OSI参照モデルの第5層「セッション層」の役割は、アプリケーションへのデータの振り分けです。1台のコンピュータ上で、複数のアプリケーションを同時に起動してデータを送受信することがあります。あるコンピュータに届いたデータを正しくアプリケーションへ振り分けなければいけません。セッション層のプロトコルによって、正しくアプリケーションへのデータの振り分けを行います。

図6:セッション層
図6:セッション層

第6層(レイヤ6):プレゼンテーション層

OSI参照モデルの第6層 プレゼンテーション層では、データの表現形式を一致させる役割を担っています。コンピュータがやり取りするデータは「0」と「1」のデジタルデータです。最終的にデータを扱うのは、基本的に人間です[2]

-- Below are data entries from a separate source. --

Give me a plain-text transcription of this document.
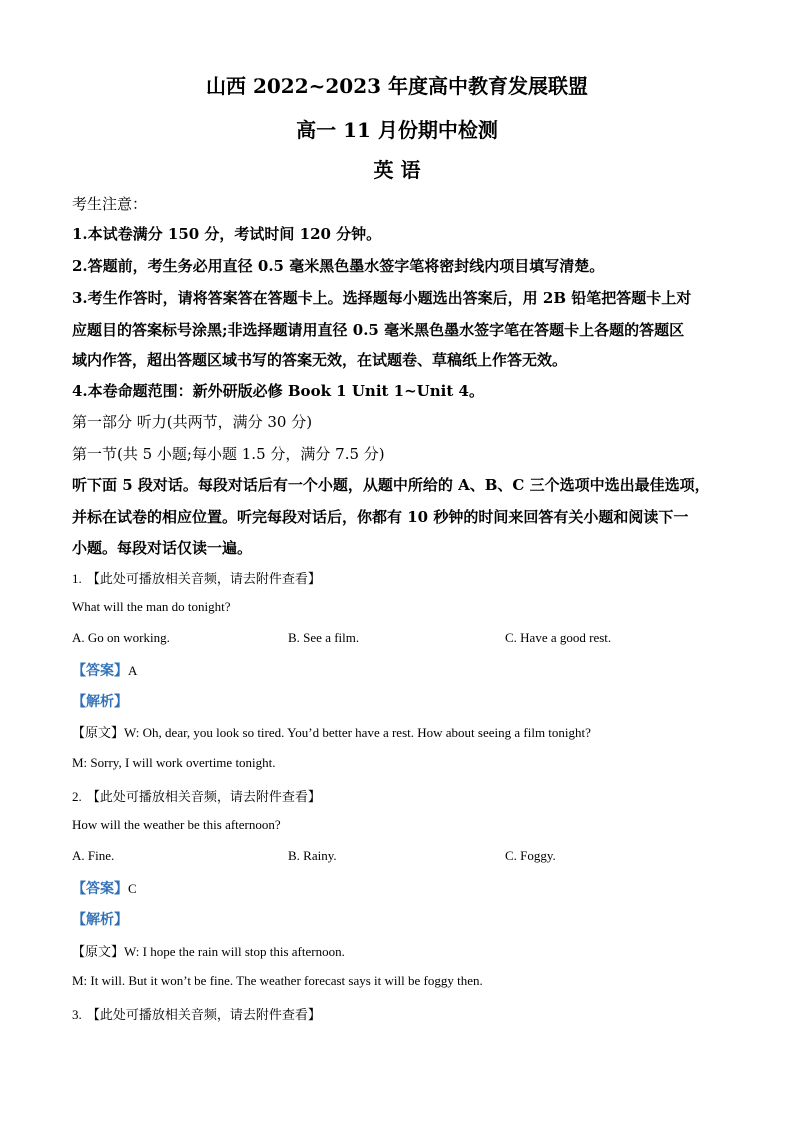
山西 2022~2023 年度高中教育发展联盟
高一 11 月份期中检测
英 语
考生注意：
1.本试卷满分 150 分，考试时间 120 分钟。
2.答题前，考生务必用直径 0.5 毫米黑色墨水签字笔将密封线内项目填写清楚。
3.考生作答时，请将答案答在答题卡上。选择题每小题选出答案后，用 2B 铅笔把答题卡上对
应题目的答案标号涂黑;非选择题请用直径 0.5 毫米黑色墨水签字笔在答题卡上各题的答题区
域内作答，超出答题区域书写的答案无效，在试题卷、草稿纸上作答无效。
4.本卷命题范围：新外研版必修 Book 1 Unit 1~Unit 4。
第一部分 听力(共两节，满分 30 分)
第一节(共 5 小题;每小题 1.5 分，满分 7.5 分)
听下面 5 段对话。每段对话后有一个小题，从题中所给的 A、B、C 三个选项中选出最佳选项，
并标在试卷的相应位置。听完每段对话后，你都有 10 秒钟的时间来回答有关小题和阅读下一
小题。每段对话仅读一遍。
1. 【此处可播放相关音频，请去附件查看】
What will the man do tonight?
A. Go on working.	B. See a film.	C. Have a good rest.
【答案】A
【解析】
【原文】W: Oh, dear, you look so tired. You’d better have a rest. How about seeing a film tonight?
M: Sorry, I will work overtime tonight.
2. 【此处可播放相关音频，请去附件查看】
How will the weather be this afternoon?
A. Fine.	B. Rainy.	C. Foggy.
【答案】C
【解析】
【原文】W: I hope the rain will stop this afternoon.
M: It will. But it won’t be fine. The weather forecast says it will be foggy then.
3. 【此处可播放相关音频，请去附件查看】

そこで、「0」と「1」のデジタルデータを人間が理解できるように表現しなければいけません。たとえば、文字です。文字を表現するために文字コードを決めて、「a」というアルファベットの文字は「01100001」に対応付けています。アルファベットなどの1バイト文字を決めている文字コードはASCIIコードと呼ばれます。また、「0」と「1」で音声や動画を表現するMP3やH.264といったコーデックもプレゼンテーション層のプロトコルに相当します。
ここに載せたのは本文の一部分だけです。